As our students, faculty and staff hit the mid-way point in the fall semester, we must recognize that USC is a place where we all come together from different backgrounds and life experiences to share our perspectives on the pressing challenges of our time. The university’s emphasis on freedom of expression and the elevation of all voices is paramount to USC’s longstanding commitment to diversity, equity and inclusion.
Which brings me to the way in which we communicate using social media.
Every time humans encounter substantially new technology; society needs to adjust. This happened with the advent of the printing press, steam engine, electricity, and nuclear power. The internet presents a similarly disruptive technology; social media is both a great advance and a great threat. Developing the wisdom to use these technologies well will significantly influence how our society advances.
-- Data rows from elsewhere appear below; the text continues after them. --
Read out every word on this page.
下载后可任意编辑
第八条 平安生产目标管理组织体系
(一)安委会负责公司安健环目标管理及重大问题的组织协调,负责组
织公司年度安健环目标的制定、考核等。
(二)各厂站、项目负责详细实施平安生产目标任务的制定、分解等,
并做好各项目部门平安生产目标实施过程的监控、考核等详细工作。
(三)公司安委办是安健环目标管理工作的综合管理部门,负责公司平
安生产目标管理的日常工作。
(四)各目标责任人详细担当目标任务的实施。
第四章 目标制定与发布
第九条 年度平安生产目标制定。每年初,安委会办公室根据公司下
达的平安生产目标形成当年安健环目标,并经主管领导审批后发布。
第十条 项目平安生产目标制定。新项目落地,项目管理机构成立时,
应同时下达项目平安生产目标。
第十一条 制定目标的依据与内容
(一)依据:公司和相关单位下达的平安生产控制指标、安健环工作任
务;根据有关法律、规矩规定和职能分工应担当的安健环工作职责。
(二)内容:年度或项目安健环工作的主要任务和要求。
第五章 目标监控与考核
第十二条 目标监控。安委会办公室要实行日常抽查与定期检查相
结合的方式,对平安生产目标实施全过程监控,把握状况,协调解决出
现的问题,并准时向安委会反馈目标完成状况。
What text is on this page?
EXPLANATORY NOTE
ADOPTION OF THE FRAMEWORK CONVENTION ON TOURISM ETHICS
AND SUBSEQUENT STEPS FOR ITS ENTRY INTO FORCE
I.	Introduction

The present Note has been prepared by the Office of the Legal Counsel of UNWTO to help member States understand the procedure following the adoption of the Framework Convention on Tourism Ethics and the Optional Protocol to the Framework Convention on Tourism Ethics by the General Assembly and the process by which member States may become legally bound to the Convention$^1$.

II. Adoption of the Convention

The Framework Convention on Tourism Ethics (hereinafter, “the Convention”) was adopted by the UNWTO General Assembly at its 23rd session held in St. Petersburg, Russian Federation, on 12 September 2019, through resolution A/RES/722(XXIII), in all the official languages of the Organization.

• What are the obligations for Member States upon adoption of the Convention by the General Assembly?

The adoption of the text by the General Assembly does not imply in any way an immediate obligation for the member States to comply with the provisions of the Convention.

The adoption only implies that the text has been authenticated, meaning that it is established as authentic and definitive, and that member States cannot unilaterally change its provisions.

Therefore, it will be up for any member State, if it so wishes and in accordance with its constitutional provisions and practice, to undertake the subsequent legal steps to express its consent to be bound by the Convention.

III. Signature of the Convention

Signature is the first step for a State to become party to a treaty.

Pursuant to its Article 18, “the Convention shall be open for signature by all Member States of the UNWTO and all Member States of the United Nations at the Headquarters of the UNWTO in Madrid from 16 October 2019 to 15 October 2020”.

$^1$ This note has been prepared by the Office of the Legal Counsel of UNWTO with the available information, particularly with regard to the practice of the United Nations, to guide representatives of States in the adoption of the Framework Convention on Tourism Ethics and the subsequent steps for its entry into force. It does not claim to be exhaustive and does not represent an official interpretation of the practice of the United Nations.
These observations became ever more important to me this summer. I was horrified by the death of George Floyd and I reacted strongly to the resulting protests that unfolded both in person and online. Deeply felt wrongs emerged and were amplified by posts to social media platforms all over the world—and yes, from our own students’ social media accounts.
At USC, we educate capable and engaged students who use social media to communicate. They were deeply impacted by the events around them and communicated their sense of anger and frustration on multiple platforms and in multiple physical and online ways. During these polarizing events, issues of race and religion spilled out. The consequences are a reminder to us all that social media posts should respect those inside and outside the Trojan community. In no uncertain terms, our university condemns any online behavior that supports hatred. Period.
Also, it’s important to keep in mind that technology platforms are largely unregulated and because we have come to rely on social media to communicate, each of us is subject to harassment from large numbers of individuals. Our retweets, likes, and instantaneous responses can be well intended, thoughtful and heartfelt. They can also be written rapidly and anonymously responding with emotion unchecked by the subtle signs we gather from communicating face to face.
During recent events, I watched students at USC be trapped by such communication tools and face the unrepentant anger and expressions of hatred distributed with a tap of a button.
I believe it is imperative that we remain intentionally responsible in our online communication as we currently face three key events: the COVID-19 pandemic, the Black Lives Matter movement, and the 2020 presidential election.
In the coming months, emotions will run high, but as a university community, we must embrace this turbulence. We must face facts honestly. We must act with urgency whenever possible. When we do this, we can move towards lasting progress. As an engineer, I have long understood that change is always happening–stasis is an illusion.
A university is an ideal place to host the debates about how we move ahead. We welcome energy, ideas, proposals, statements, deep expressions of raw emotion, debates, petitions, and gatherings. We acknowledge the costs of effort, of striving; we acknowledge the exhaustion.
We celebrate mutual respect and, yes, the imperfect–we allow the space to be wrong in order to widen the space to learn, grow together and forge a better future. Our university believes that civil discourse and respectful exchange are the bedrock of higher education.
As a university, we have provided numerous statements on institutional policies and practices that condemn hatred and support civil discourse on the issues facing us. My purpose here is to use events of this past summer as a cautionary tale that the technologies available to us on our smartphones are enormously powerful. How we use them is shaping our society, our identities, and indeed our way of life. I wish to emphasize in using social media platforms that with great power comes great responsibility–please be aware of the power and responsibility we all share.
I want to thank you for your adaptability and perseverance during these unprecedented times. As we move forward, let us continue to actively work together. Stay safe, practice physical distancing, wear a mask, and, most importantly, practice kindness.